Wer in der Autoindustrie seine Stelle behält, muss sich darauf einstellen, dass die Zeiten kräftiger Lohnerhöhungen vorbei sind. Konzerne und Hersteller haben über ihren Verband der Automobilindustrie (VDA) schon einmal ausrichten lassen, dass die Tarifverhandlungen rau werden. „Deutschland weist im internationalen Vergleich die höchsten Arbeitskosten in der Automobilindustrie auf“, mahnte der scheidende VDA-Chef Bernhard Mattes am Mittwoch in Berlin. „Ich bin überzeugt, dass dieser Aspekt in der kommenden Tarifrunde eine Rolle spielen wird“, legte er nach. Nach den Zahlen des Verbandes liegen die Arbeitskosten im Schnitt bei 54 Euro pro Stunde. Der aktuelle Tarifvertrag läuft Ende März 2020 aus.
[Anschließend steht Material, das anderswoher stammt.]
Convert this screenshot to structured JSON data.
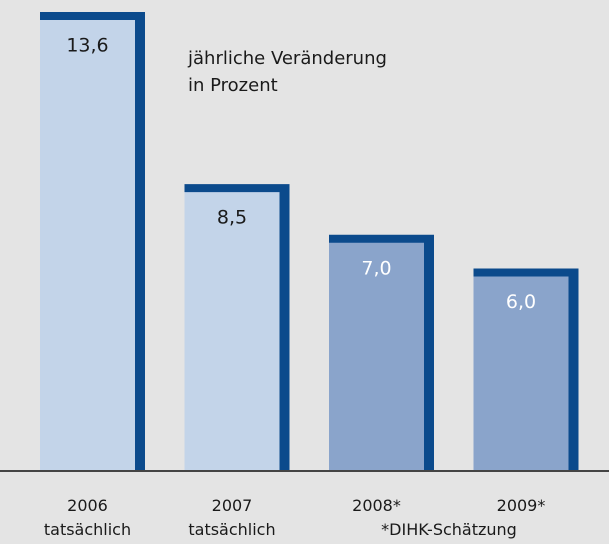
{
  "chart_data": {
    "type": "bar",
    "annotation": "jährliche Veränderung\nin Prozent",
    "footnote": "*DIHK-Schätzung",
    "categories": [
      "2006\ntatsächlich",
      "2007\ntatsächlich",
      "2008*",
      "2009*"
    ],
    "values": [
      13.6,
      8.5,
      7.0,
      6.0
    ],
    "value_labels": [
      "13,6",
      "8,5",
      "7,0",
      "6,0"
    ],
    "colors": [
      "#c3d4e9",
      "#c3d4e9",
      "#8aa4cb",
      "#8aa4cb"
    ],
    "label_colors": [
      "#1a1a1a",
      "#1a1a1a",
      "#ffffff",
      "#ffffff"
    ],
    "shadow_color": "#0b4a8c"
  }
}
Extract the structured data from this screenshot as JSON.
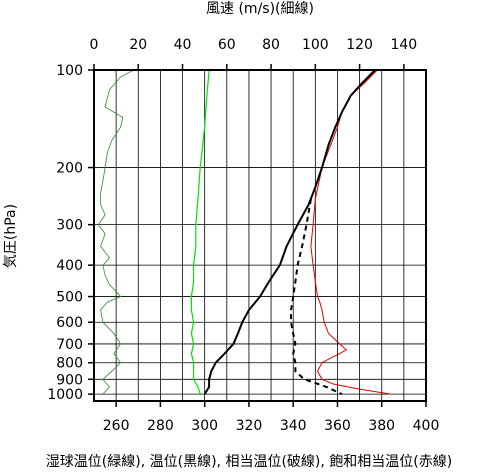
{
  "chart_data": {
    "type": "line",
    "title_top": "風速 (m/s)(細線)",
    "xlabel": "湿球温位(緑線), 温位(黒線), 相当温位(破線), 飽和相当温位(赤線)",
    "ylabel": "気圧(hPa)",
    "x_temp_ticks": [
      260,
      280,
      300,
      320,
      340,
      360,
      380,
      400
    ],
    "x_temp_range": [
      250,
      400
    ],
    "x_wind_ticks": [
      0,
      20,
      40,
      60,
      80,
      100,
      120,
      140
    ],
    "x_wind_range": [
      0,
      150
    ],
    "y_ticks": [
      100,
      200,
      300,
      400,
      500,
      600,
      700,
      800,
      900,
      1000
    ],
    "y_range": [
      100,
      1050
    ],
    "y_scale": "log",
    "grid": true,
    "colors": {
      "wet_bulb": "#2e8b2e",
      "potential": "#000000",
      "equivalent": "#000000",
      "saturated": "#dd0000",
      "wind": "#00e600"
    },
    "series": [
      {
        "key": "saturated",
        "style": "solid",
        "p": [
          100,
          110,
          120,
          135,
          150,
          170,
          200,
          250,
          300,
          350,
          400,
          450,
          500,
          520,
          550,
          600,
          650,
          700,
          730,
          750,
          780,
          800,
          850,
          900,
          930,
          960,
          1000
        ],
        "theta": [
          378,
          372,
          366,
          362,
          360,
          357,
          353,
          350,
          349,
          348,
          349,
          350,
          351,
          352,
          353,
          354,
          356,
          361,
          364,
          361,
          356,
          353,
          351,
          353,
          358,
          368,
          384
        ]
      },
      {
        "key": "potential",
        "style": "solid",
        "p": [
          100,
          110,
          120,
          135,
          150,
          170,
          200,
          230,
          260,
          300,
          350,
          400,
          450,
          500,
          550,
          600,
          650,
          700,
          750,
          800,
          850,
          900,
          950,
          1000
        ],
        "theta": [
          377,
          371,
          366,
          362,
          359,
          356,
          353,
          350,
          347,
          342,
          337,
          334,
          329,
          325,
          320,
          317,
          315,
          313,
          309,
          305,
          303,
          302,
          302,
          300
        ]
      },
      {
        "key": "equivalent",
        "style": "dashed",
        "p": [
          250,
          300,
          350,
          400,
          450,
          500,
          550,
          600,
          650,
          700,
          750,
          800,
          850,
          900,
          950,
          1000
        ],
        "theta": [
          348,
          346,
          344,
          342,
          341,
          340,
          339,
          339,
          340,
          341,
          340,
          341,
          341,
          345,
          355,
          362
        ]
      }
    ],
    "wind": {
      "p": [
        100,
        120,
        150,
        200,
        250,
        300,
        350,
        400,
        450,
        500,
        550,
        600,
        650,
        700,
        750,
        800,
        850,
        900,
        950,
        1000
      ],
      "speed": [
        52,
        51,
        50,
        48,
        47,
        46,
        46,
        45,
        45,
        44,
        44,
        45,
        44,
        45,
        44,
        45,
        45,
        45,
        47,
        48
      ]
    },
    "wetbulb": {
      "p": [
        100,
        105,
        115,
        130,
        140,
        150,
        165,
        180,
        200,
        220,
        240,
        260,
        280,
        300,
        320,
        350,
        380,
        400,
        430,
        460,
        490,
        500,
        520,
        550,
        600,
        650,
        700,
        750,
        800,
        850,
        900,
        950,
        1000
      ],
      "theta": [
        268,
        262,
        257,
        255,
        263,
        262,
        258,
        256,
        255,
        254,
        253,
        253,
        255,
        252,
        255,
        253,
        257,
        254,
        255,
        257,
        261,
        262,
        256,
        253,
        254,
        259,
        262,
        259,
        262,
        258,
        254,
        257,
        254
      ]
    }
  }
}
In den nächsten Jahren werden in den Fabriken tausende Arbeitsplätze wegfallen. Audi, Daimler, Bosch und Conti haben bereits schmerzhafte Einschnitte angekündigt. Aber das ist nur die Spitze des Eisbergs. Der VDA rechnet damit, dass bis 2030 allein bei der Fertigung von Benzin- und Dieselmotoren über die gesamte Branche 70 000 Stellen wegfallen.
Die Schlüsselindustrie krankt an drei Gebrechen. Die weltweite Nachfrage sinkt, die Unternehmen verunsichert der von US-Präsident Donald Trump vom Zaun gebrochene Handelsstreit und die Umstellung auf Elektro-Autos kostet viel Geld. „Diese Dinge finden nicht hintereinander statt, sondern zugleich“, erklärte Mattes.
Düster gerät sein Blick auf den Weltmarkt. Im nächsten Jahr werden nach der Schätzung des Autoverbandes vier Millionen Pkw weniger zusammengeschraubt werden. Der Rückgang um fünf Prozent auf 80 Millionen Wagen sei schärfer als während der Finanzkrise vor zehn Jahren. Sowohl China als auch die USA und Europa schwächeln. „Da braucht man nichts beschönigen. Wir haben keinen großen Markt, der die anderen rausreißt“, warnte der VDA-Präsident.
Im Mutterland des Automobils führt das dazu, dass die Nachfrage für drei große Werke fehlt. In den vergangenen beiden Jahren sank die Produktion um fast eine Million auf 4,7 Millionen Fahrzeuge. „In vielen Unternehmen ist die Anspannung zu spüren“, beschreib Mattes die Stimmung.
Um dem Abstieg etwas entgegenzusetzen, verlangt die Autolobby von der Bundesregierung niedrigere Steuern, geringere Strompreise und keine weitere Verschärfung der Klimaschutz-Auflagen. Bei den Autobauern und ihren Zulieferfirmen arbeiten 835.000 Mitarbeiter. Nach jahrelangem Stellenaufbau geht es jetzt bergab. Wegen des Dieselskandals und Fahrverboten in Innenstädten ist die Politik zurückhaltender als früher, sich schützend vor die Unternehmen zu stellen. Mattes hatte es deshalb schwerer als seine Vorgänger, die Interessen in Berlin durchzusetzen. Deshalb muss er seinen Posten räumen. Im Februar übernimmt die CDU—Politikerin Hildegard Müller den Chefsessel. Sie arbeitete zuletzt im Vorstand des Energieversorgers Innogy. Sie gilt als Vertraute von Kanzlerin Angela Merkel (CDU), diente einst als Staatsministerin im Kanzleramt.